Draft: Nested CPR Analysis (#18174)
Nested CPR analysis (#18174 (closed))
This MR extends CPR analysis to unbox nested constructors.
See Note [Nested CPR]
for examples.
Unboxing a function's result beyond the first level risks making the
function more strict, rendering the transformation unsound.
See Note [Nested CPR needs Termination information]
.
To justify unboxing anyway, Nested CPR interleaves a termination
analysis that is like a higher-order exprOkForSpeculation
.
The termination analysis makes for the bulk of complexity in this patch. In principle, we can use the results of that analysis in many more ways in the future to do speculative execution.
Although there are quite a few examples in test cases that are now
properly optimised (e.g., T1600
, T18174
, T18894
), the results on
NoFib are meager:
--------------------------------------------------------------------------------
Program Allocs Instrs
--------------------------------------------------------------------------------
cacheprof -0.3% -1.4%
compress2 -1.9% -0.9%
fannkuch-redux 0.0% -1.3%
gamteb -1.6% -0.3%
nucleic2 -1.2% -0.6%
sched -0.0% +0.9%
x2n1 -0.0% -5.0%
--------------------------------------------------------------------------------
Min -1.9% -5.0%
Max +0.1% +0.9%
Geometric Mean -0.1% -0.1%
Allocation while compiling NoFib increases by 0.5%. Binary sizes on NoFib increase by 0.7%.

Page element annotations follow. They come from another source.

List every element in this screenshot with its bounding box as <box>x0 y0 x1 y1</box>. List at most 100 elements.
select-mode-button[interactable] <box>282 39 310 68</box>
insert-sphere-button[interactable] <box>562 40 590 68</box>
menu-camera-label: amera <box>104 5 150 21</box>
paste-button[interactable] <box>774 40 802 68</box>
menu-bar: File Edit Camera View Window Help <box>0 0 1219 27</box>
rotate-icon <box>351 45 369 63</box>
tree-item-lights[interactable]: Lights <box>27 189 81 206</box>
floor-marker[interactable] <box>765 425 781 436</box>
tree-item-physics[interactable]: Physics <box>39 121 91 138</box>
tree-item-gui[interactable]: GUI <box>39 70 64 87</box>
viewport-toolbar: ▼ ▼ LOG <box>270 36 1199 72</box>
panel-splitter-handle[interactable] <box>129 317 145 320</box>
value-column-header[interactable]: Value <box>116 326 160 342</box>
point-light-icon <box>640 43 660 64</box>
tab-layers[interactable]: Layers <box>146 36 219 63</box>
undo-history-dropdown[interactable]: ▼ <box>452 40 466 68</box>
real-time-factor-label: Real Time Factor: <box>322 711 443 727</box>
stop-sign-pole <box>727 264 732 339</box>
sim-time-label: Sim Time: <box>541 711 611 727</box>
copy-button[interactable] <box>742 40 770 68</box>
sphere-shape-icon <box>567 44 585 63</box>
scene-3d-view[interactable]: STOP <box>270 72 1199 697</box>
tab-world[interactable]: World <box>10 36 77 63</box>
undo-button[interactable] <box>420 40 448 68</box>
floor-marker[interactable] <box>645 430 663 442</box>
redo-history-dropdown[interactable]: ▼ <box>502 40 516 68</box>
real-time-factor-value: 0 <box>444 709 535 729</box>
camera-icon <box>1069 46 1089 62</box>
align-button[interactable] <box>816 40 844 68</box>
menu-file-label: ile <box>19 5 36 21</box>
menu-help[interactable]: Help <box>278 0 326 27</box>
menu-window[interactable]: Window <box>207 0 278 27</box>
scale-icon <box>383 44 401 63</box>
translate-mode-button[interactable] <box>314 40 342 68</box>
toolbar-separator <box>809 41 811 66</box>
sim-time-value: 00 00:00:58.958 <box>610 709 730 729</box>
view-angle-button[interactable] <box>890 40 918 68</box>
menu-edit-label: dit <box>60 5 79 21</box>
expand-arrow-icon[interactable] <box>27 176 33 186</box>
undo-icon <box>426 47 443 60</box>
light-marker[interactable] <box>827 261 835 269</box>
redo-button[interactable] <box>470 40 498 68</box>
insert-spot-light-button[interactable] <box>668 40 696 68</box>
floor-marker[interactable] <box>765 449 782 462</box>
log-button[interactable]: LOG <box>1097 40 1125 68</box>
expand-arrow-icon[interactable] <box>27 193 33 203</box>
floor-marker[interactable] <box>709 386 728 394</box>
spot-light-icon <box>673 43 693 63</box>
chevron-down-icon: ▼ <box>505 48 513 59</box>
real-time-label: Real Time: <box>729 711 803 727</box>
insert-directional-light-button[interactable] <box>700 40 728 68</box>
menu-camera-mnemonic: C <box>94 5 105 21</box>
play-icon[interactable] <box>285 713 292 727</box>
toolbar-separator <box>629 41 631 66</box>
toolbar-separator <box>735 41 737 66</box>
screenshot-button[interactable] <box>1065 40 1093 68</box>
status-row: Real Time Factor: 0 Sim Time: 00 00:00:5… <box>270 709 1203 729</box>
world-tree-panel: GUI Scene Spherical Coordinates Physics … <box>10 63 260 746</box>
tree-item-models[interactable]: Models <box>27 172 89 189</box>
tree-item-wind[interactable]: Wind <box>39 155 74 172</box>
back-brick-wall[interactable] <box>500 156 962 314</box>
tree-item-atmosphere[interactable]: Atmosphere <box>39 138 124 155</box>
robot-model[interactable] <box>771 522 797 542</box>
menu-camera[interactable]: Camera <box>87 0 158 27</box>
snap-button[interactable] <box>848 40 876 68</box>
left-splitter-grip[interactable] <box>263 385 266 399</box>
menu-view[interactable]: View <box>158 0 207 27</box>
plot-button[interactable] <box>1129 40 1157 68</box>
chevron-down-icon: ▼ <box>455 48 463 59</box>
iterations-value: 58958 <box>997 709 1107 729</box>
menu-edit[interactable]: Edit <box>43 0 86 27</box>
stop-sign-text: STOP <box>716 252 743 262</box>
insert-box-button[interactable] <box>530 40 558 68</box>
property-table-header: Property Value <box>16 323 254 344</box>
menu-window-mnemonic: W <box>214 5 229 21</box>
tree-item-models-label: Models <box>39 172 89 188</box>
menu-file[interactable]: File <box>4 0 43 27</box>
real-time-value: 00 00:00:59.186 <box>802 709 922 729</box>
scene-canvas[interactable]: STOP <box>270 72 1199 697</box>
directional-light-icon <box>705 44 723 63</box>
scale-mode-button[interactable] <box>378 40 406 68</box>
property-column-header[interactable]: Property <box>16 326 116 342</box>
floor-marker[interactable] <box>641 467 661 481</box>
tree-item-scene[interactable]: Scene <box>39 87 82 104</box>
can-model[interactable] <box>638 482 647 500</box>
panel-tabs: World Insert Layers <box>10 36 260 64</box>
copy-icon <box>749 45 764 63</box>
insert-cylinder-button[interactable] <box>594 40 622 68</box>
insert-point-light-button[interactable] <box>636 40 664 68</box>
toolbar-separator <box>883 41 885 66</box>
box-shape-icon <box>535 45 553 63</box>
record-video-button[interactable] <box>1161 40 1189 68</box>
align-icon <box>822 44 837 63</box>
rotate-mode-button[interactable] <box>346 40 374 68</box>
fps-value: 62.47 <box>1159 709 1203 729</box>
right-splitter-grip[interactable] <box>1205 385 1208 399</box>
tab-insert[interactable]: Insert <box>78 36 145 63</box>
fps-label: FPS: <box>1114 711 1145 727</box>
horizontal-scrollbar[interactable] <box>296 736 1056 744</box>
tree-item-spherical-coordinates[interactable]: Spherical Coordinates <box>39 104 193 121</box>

This patch manages to fix a few tickets: Fixes #1600 (closed), #18174 (closed), #18109 (closed)
ghc/alloc
performance generally increases.
run/alloc
metrics improve throughout.
Justifications for metric increases:
-
MultiLayerModules
increases due to #19293 (closed). - I could reproduce the 2.5% increase on
T13701
on fedora in a-O0
perf-flavoured build. With-fno-code
or-O2
this patch is faster. I investigated-v2
output, nothing obvious. It's very similar to #19293 (closed), so I'm just going to accept it. - The +15%
ghc/alloc
increase onT15164
in a registerised, validate-flavoured build does not show up under-dshow-passes
and has no impact on runtime. #19311 - I verified that
T13253
simply does one more round of Simplification after Nested CPR - I looked at heap profiles for the
ghc/max_bytes_used
increases, which didn't show any obvious offenders.